Really interesting post, Brad. I'm not sure the story of the music industry in the US has ever really changed. I don't have first-hand experience (as you do), but from what I've read, it's always been a bit of a wild west and rife with conflicts of interest, backroom deals, bribes and payoffs, and various forms of corruption. The practice of charging every expense they can get away with against the artist or band is an outrage -- as the label execs live it up, charge ridiculous overhead and marketing charges, outfit some buddy's studio, etc etc.
I've read about artists and bands in the late 60s and 70s coming off a successful album and tour actually owing the record company a lot of money. Some guys in very successful groups couldn't even afford rent and were sleeping on friends' couches. The only ones who did really well seemed to have been the ones with a stream of songwriting royalties, because the labels couldn't mess with that (although Chris Dalla Riva suggests that songwriting royalties are all messed up now too). I remember one artist calling it legalized slavery and saying there was no way to escape. Of course he turned to drugs, and you have to wonder how many artists did the same when they realized that they'd make a deal with the devil.

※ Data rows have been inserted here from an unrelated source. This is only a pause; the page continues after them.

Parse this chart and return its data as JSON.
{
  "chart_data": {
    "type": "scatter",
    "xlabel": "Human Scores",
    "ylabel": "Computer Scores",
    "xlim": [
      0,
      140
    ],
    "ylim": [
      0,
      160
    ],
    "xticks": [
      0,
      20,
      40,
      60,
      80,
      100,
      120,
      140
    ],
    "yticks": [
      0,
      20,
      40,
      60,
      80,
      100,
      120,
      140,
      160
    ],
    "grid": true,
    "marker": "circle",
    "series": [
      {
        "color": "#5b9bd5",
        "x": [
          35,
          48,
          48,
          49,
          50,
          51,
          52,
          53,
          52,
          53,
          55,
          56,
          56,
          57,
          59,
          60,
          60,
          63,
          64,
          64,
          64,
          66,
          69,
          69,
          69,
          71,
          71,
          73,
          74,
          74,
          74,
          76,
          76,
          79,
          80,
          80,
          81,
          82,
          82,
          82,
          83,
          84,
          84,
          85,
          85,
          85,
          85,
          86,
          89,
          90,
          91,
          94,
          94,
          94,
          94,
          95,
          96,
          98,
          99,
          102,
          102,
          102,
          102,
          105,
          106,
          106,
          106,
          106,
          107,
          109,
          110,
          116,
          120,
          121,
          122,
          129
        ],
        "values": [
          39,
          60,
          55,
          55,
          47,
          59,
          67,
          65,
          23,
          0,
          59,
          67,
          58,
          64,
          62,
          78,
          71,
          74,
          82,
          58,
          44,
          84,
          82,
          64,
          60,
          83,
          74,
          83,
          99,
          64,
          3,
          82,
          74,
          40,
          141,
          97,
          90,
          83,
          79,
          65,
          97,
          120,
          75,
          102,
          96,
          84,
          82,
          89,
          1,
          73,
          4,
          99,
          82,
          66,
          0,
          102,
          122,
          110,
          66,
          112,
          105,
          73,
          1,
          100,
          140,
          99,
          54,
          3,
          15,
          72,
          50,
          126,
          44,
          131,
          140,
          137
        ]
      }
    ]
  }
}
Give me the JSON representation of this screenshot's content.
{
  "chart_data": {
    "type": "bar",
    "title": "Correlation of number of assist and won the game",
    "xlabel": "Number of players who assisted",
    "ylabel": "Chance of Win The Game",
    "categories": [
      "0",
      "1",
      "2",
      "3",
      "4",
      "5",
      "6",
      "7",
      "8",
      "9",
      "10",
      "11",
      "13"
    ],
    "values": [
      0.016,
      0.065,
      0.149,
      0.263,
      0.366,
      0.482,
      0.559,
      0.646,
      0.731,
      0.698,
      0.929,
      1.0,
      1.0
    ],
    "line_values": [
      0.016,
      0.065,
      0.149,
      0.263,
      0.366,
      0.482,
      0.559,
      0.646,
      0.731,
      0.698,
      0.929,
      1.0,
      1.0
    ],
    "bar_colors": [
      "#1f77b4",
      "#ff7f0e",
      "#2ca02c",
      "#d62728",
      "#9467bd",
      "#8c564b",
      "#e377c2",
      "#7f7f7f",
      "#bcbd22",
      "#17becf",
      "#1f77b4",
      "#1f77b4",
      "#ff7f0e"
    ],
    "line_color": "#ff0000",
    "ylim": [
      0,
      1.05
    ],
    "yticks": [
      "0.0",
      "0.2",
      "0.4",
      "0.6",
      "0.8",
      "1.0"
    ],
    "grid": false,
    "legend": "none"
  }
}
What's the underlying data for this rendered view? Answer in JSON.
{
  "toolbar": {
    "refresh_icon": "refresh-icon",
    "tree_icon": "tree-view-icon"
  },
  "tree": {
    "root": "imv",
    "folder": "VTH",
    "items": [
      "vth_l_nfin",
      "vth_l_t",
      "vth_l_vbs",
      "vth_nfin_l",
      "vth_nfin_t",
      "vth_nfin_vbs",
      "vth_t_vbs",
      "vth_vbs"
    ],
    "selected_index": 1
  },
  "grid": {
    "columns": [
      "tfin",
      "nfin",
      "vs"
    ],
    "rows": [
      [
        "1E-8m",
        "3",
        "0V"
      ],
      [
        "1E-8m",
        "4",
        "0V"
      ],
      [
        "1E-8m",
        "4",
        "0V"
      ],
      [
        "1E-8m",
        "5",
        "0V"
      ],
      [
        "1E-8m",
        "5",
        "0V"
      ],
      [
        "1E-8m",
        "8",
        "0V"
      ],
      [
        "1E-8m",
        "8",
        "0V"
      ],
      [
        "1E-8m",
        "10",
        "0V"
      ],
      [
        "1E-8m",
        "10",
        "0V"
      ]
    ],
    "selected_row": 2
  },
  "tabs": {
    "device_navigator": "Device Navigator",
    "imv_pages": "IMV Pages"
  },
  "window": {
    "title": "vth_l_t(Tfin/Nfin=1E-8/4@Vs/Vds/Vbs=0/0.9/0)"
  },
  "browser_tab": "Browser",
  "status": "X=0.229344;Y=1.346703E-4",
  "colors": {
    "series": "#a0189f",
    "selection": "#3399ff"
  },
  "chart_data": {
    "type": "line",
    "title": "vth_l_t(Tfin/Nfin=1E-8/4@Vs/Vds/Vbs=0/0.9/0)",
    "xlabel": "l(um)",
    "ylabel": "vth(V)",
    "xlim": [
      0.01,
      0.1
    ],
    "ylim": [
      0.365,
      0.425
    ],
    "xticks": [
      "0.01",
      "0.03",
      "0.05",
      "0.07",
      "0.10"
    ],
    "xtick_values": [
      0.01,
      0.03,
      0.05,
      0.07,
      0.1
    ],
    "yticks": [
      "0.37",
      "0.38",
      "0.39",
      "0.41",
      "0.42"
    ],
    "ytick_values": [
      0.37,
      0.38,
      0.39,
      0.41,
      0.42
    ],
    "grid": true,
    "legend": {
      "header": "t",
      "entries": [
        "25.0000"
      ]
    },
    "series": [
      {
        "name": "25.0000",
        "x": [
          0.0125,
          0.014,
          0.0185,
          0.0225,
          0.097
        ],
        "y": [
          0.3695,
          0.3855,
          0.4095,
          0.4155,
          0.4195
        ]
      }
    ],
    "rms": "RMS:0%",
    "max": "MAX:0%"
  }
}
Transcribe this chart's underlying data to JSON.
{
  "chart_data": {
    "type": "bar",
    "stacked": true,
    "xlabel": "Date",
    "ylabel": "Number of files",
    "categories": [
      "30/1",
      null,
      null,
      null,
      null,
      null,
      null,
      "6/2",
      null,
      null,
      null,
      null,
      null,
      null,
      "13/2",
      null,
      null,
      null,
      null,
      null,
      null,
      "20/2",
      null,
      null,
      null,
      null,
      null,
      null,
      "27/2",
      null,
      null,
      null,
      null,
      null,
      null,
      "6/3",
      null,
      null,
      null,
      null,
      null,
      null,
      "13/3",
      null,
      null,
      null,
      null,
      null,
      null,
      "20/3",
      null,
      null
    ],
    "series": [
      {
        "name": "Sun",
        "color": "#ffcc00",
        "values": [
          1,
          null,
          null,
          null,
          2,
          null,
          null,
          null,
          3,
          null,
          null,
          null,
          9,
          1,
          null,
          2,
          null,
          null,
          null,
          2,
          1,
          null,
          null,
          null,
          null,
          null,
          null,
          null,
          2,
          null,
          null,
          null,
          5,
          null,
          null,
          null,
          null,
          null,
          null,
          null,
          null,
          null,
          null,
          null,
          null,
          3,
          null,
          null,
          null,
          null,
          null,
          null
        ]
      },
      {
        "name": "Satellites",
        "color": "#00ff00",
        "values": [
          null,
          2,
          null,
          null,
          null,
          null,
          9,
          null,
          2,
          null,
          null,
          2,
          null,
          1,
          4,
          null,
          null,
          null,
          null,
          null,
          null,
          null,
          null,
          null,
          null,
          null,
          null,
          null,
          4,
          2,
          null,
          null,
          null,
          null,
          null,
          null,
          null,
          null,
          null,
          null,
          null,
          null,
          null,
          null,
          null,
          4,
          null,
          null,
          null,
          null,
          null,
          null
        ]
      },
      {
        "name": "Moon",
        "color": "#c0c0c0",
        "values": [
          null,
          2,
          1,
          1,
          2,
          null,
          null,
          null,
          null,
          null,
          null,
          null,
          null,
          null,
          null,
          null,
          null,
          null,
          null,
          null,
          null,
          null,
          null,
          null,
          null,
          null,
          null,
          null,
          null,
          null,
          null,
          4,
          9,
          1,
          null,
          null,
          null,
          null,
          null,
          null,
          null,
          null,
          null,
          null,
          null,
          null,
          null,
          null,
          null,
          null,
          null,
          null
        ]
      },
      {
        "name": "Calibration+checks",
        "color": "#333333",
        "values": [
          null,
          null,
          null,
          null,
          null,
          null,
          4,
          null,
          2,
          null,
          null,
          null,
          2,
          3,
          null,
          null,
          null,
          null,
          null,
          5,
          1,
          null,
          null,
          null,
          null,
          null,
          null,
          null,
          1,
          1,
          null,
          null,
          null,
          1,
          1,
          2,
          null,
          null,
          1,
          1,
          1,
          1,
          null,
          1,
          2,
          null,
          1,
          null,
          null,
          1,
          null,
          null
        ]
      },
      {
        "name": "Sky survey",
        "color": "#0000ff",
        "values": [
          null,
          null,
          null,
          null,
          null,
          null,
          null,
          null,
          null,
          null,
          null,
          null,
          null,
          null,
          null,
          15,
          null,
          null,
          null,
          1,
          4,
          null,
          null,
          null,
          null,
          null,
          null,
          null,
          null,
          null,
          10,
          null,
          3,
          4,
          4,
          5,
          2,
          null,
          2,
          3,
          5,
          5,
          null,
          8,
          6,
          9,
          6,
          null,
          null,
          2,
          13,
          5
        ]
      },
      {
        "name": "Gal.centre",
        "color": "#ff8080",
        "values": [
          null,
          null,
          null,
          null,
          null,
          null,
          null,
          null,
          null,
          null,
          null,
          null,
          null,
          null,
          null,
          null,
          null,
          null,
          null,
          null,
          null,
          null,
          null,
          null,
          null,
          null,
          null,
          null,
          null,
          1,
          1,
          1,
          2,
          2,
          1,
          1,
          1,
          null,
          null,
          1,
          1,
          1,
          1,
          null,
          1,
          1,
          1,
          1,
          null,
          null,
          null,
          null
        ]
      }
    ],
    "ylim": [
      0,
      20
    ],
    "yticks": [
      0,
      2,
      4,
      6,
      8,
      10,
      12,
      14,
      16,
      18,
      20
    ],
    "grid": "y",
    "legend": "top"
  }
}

I guess my point being that the record companies have always been driven by greed rather than putting out excellent product or taking care of their key assets (the artists). And it only seems to have gone rapidly downhill with the streaming giants. I'm quite upset on behalf of the musicians, who face an insane uphill battle these days, but also on our behalf as music consumers and lovers. Not sure what the answer is, but we all deserve better!